Aergia
Mage
- Jun 20, 2023
- 527
Came across this article I'd saved in my notes (incidentally, years before I personally experienced suicidal ideation) and I'm not sure if it's been posted here before so I figured I'd share it—
Some highlights:
The Taboo of Suicide: A Philosophical Review - Areo
There is but one truly serious philosophical problem, and that is suicide. Judging whether life is or is not worth living amounts to answering the fundamental question of philosophy. —Albert…View Post
areomagazine.com
Some highlights:
As Benatar points out, "After all, it is very likely that the high value we attach to life is at least significantly influenced by a brute biological life drive, a strong instinct of self-preservation that is pre-rational, shared with other animals, and then, in the case of humans, rationalized." We may exist and undergo life's frustrations, not for intelligible reasons, but out of a pre-rational yet rationalized obedience to the taskmaster that is life. We should replace you should live because with you must, full stop.
How can I be said to live life authentically if I simply cannot choose otherwise? To have the real possibility of choosing otherwise, of suicide, grants authenticity to one's leap of faith in living. Death is possible at any moment and yet we can choose to live.
Maybe one reason why suicide is often seen as a tragedy is because it pierces the bubble of our shared self-perpetuating reality—our grand illusion—that life is worth living.
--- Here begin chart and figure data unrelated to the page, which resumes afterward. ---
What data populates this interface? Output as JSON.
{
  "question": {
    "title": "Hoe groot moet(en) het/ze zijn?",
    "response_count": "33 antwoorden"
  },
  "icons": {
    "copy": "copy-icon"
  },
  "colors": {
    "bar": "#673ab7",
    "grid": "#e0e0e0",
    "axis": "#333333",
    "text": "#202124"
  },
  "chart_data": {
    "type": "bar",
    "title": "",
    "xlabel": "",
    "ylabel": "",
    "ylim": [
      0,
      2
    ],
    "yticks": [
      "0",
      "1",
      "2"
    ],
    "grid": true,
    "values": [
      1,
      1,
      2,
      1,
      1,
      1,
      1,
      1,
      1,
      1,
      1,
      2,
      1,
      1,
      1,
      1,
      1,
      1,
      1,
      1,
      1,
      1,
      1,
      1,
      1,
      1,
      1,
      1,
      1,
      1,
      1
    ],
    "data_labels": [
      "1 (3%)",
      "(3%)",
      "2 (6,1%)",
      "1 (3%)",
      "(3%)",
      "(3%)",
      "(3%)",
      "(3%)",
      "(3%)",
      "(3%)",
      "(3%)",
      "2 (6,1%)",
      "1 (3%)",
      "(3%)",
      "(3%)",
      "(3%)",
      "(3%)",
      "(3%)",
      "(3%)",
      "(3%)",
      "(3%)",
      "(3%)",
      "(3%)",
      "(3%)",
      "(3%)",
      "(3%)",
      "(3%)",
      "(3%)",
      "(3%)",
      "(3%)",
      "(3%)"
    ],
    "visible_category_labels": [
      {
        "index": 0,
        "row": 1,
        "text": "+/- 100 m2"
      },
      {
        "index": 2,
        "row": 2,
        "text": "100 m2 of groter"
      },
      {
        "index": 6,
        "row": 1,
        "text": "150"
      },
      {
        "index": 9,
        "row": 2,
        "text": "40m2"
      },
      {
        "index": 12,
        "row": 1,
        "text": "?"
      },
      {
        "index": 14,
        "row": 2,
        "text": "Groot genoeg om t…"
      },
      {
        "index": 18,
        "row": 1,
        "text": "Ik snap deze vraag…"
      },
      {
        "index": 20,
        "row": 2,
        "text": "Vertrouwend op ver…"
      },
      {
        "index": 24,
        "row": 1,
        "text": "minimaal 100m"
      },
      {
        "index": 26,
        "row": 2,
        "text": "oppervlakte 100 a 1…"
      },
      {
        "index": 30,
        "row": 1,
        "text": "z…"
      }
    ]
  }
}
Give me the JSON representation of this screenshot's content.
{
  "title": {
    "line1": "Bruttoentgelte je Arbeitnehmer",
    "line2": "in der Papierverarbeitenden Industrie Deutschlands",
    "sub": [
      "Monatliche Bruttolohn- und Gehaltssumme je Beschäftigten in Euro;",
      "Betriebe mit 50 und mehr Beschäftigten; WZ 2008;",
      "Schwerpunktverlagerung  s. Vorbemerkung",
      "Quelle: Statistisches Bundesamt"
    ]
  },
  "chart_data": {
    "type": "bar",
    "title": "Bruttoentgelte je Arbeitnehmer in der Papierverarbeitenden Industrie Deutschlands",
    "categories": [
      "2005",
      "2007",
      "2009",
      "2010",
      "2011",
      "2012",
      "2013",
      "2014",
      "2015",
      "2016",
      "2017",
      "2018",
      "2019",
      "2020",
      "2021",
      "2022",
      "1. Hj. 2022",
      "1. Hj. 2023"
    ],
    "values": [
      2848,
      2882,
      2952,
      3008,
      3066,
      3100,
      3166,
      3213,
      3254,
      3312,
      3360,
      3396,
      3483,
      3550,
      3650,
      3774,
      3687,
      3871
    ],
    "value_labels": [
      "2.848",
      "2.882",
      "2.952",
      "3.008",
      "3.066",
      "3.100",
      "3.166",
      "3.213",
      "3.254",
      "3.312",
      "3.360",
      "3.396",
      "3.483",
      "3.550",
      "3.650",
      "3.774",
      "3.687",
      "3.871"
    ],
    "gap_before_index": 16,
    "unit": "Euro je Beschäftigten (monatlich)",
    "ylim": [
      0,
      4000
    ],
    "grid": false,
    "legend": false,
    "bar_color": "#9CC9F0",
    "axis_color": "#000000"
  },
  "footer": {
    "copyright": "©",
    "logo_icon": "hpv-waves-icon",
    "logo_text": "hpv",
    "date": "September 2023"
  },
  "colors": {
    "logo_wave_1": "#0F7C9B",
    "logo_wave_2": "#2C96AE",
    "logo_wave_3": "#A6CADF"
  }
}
The flip side of suicide—the denial of death, i.e. the desire to construct a symbolic life that will reach beyond one's fleshly life (e.g. to be remembered for this or that)—has been interpreted by Ernest Becker as the genesis of human destructiveness.
As William James put it, "If this life be not a real fight, in which something is eternally gained for the universe by success, it is no better than a game of private theatricals from which one may withdraw at will."